The Levy panel recommended overturning Israeli laws, military orders, and precedents that are based on the law of occupation. It called on the government to allow settlement construction on expropriated Palestinian lands, subject to the approval of the security services, rejecting a 1979 Supreme Court ruling that the Israeli military could not expropriate Palestinian land for the purpose of establishing a civilian settlement rather than for security needs.
Israel considers itself eligible to declare as “state lands” areas of the West Bank to which Palestinians do not have formally registered ownership, though Israel stopped allowing Palestinians to register ownership of their lands in 1968. It purports to abide by the law of occupation by granting long-term leases to state lands instead of allowing settlers to register such lands in their own names.
The panel also recommended allowing settlers to register individual ownership claims on these lands.
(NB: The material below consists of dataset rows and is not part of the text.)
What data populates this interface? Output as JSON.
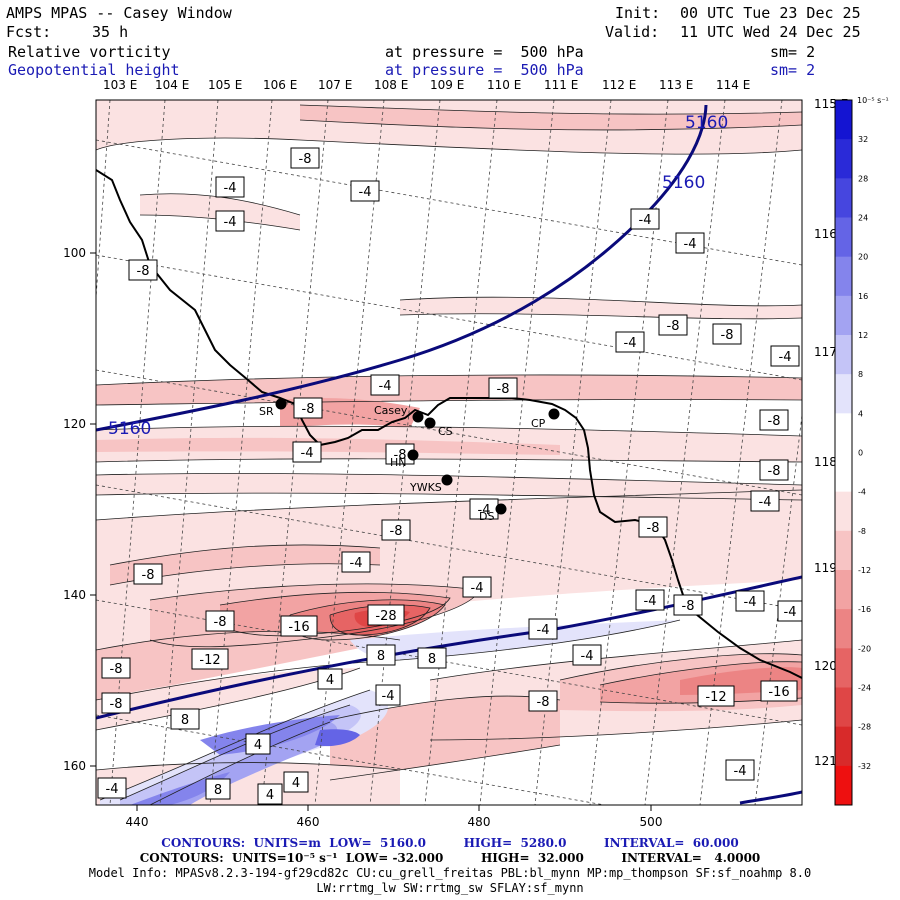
{
  "header": {
    "title": "AMPS MPAS -- Casey Window",
    "fcst_label": "Fcst:",
    "fcst_value": "35 h",
    "init_label": "Init:",
    "init_value": "00 UTC Tue 23 Dec 25",
    "valid_label": "Valid:",
    "valid_value": "11 UTC Wed 24 Dec 25",
    "field1_name": "Relative vorticity",
    "field2_name": "Geopotential height",
    "field1_level": "at pressure =  500 hPa",
    "field2_level": "at pressure =  500 hPa",
    "field1_smooth": "sm= 2",
    "field2_smooth": "sm= 2"
  },
  "map": {
    "top_lon_labels": [
      "103 E",
      "104 E",
      "105 E",
      "106 E",
      "107 E",
      "108 E",
      "109 E",
      "110 E",
      "111 E",
      "112 E",
      "113 E",
      "114 E"
    ],
    "right_lon_labels": [
      "115 E",
      "116 E",
      "117 E",
      "118 E",
      "119 E",
      "120 E",
      "121 E"
    ],
    "x_ticks": [
      "440",
      "460",
      "480",
      "500"
    ],
    "y_ticks": [
      "100",
      "120",
      "140",
      "160"
    ],
    "stations": [
      {
        "name": "SR"
      },
      {
        "name": "Casey"
      },
      {
        "name": "CS"
      },
      {
        "name": "CP"
      },
      {
        "name": "HN"
      },
      {
        "name": "YWKS"
      },
      {
        "name": "DS"
      }
    ],
    "height_contour_labels": [
      "5160",
      "5160",
      "5160"
    ],
    "vorticity_labels": [
      "-8",
      "-4",
      "-4",
      "-4",
      "-4",
      "-4",
      "-8",
      "-8",
      "-4",
      "-8",
      "-4",
      "-8",
      "-8",
      "-4",
      "-8",
      "-4",
      "-8",
      "-8",
      "-4",
      "-4",
      "-8",
      "-8",
      "-4",
      "-8",
      "-4",
      "-4",
      "-8",
      "-28",
      "-16",
      "-4",
      "-8",
      "-4",
      "-12",
      "-8",
      "8",
      "8",
      "-4",
      "-4",
      "4",
      "-12",
      "-16",
      "-8",
      "-8",
      "-4",
      "4",
      "8",
      "4",
      "8",
      "4",
      "-4",
      "-4"
    ]
  },
  "colorbar": {
    "units": "10⁻⁵ s⁻¹",
    "ticks": [
      "32",
      "28",
      "24",
      "20",
      "16",
      "12",
      "8",
      "4",
      "0",
      "-4",
      "-8",
      "-12",
      "-16",
      "-20",
      "-24",
      "-28",
      "-32"
    ],
    "colors": [
      "#1414d2",
      "#2a2ad8",
      "#4646df",
      "#6464e6",
      "#8484ec",
      "#a3a3f2",
      "#c4c4f7",
      "#e3e3fb",
      "#ffffff",
      "#ffffff",
      "#fbe2e2",
      "#f7c4c4",
      "#f2a3a3",
      "#ec8484",
      "#e66464",
      "#df4646",
      "#d82a2a",
      "#ee1010"
    ]
  },
  "footer": {
    "line1": "CONTOURS:  UNITS=m  LOW=  5160.0         HIGH=  5280.0         INTERVAL=  60.000",
    "line2": "CONTOURS:  UNITS=10⁻⁵ s⁻¹  LOW= -32.000         HIGH=  32.000         INTERVAL=   4.0000",
    "line3": "Model Info: MPASv8.2.3-194-gf29cd82c CU:cu_grell_freitas PBL:bl_mynn MP:mp_thompson SF:sf_noahmp 8.0",
    "line4": "LW:rrtmg_lw SW:rrtmg_sw SFLAY:sf_mynn"
  }
}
It called for the government to establish the jurisdictional outlines of settlements and designate additional areas to accommodate future “natural growth,” and to allow future settlement construction within such areas without the need for governmental approval at each stage in the process. Should the Israeli government accept the panel’s recommendations, it will be violating the rights of Palestinians under the law of occupation, Human Rights Watch said.
The Levy panel report follows recent moves by the Israeli government to authorize existing outposts. On April 22, a government committee consisting of Netanyahu, Defense Minister Ehud Barak, and other senior officials retroactively “formalize[d] the status” of three outposts – Sansana, in the southern West Bank, and Rehalim and Bruchin, in the north – that had been established with government support in the 1990s, but had lacked zoning plans and government authorization as required under Israeli law. Rehalim was built partially on privately owned Palestinian land, where Israeli law prohibits establishing settlements.
On June 16, Israel transferred the committee’s powers “to recognize as settlements” outposts that were constructed “on state land with the assistance of state authorities” to a ministerial committee with expanded membership. In 2011, the Israeli government retroactively authorized at least one other outpost, Givat Habrecha.
“The Levy panel’s attempt to whitewash past Israeli violations fails to acknowledge that Israel has any legal obligations whatsoever to the West Bank’s 2.5 million Palestinians,” Whitson said. “The government should dismiss the panel’s report, and instead fully investigate past violations and provide redress to people whose rights were violated.”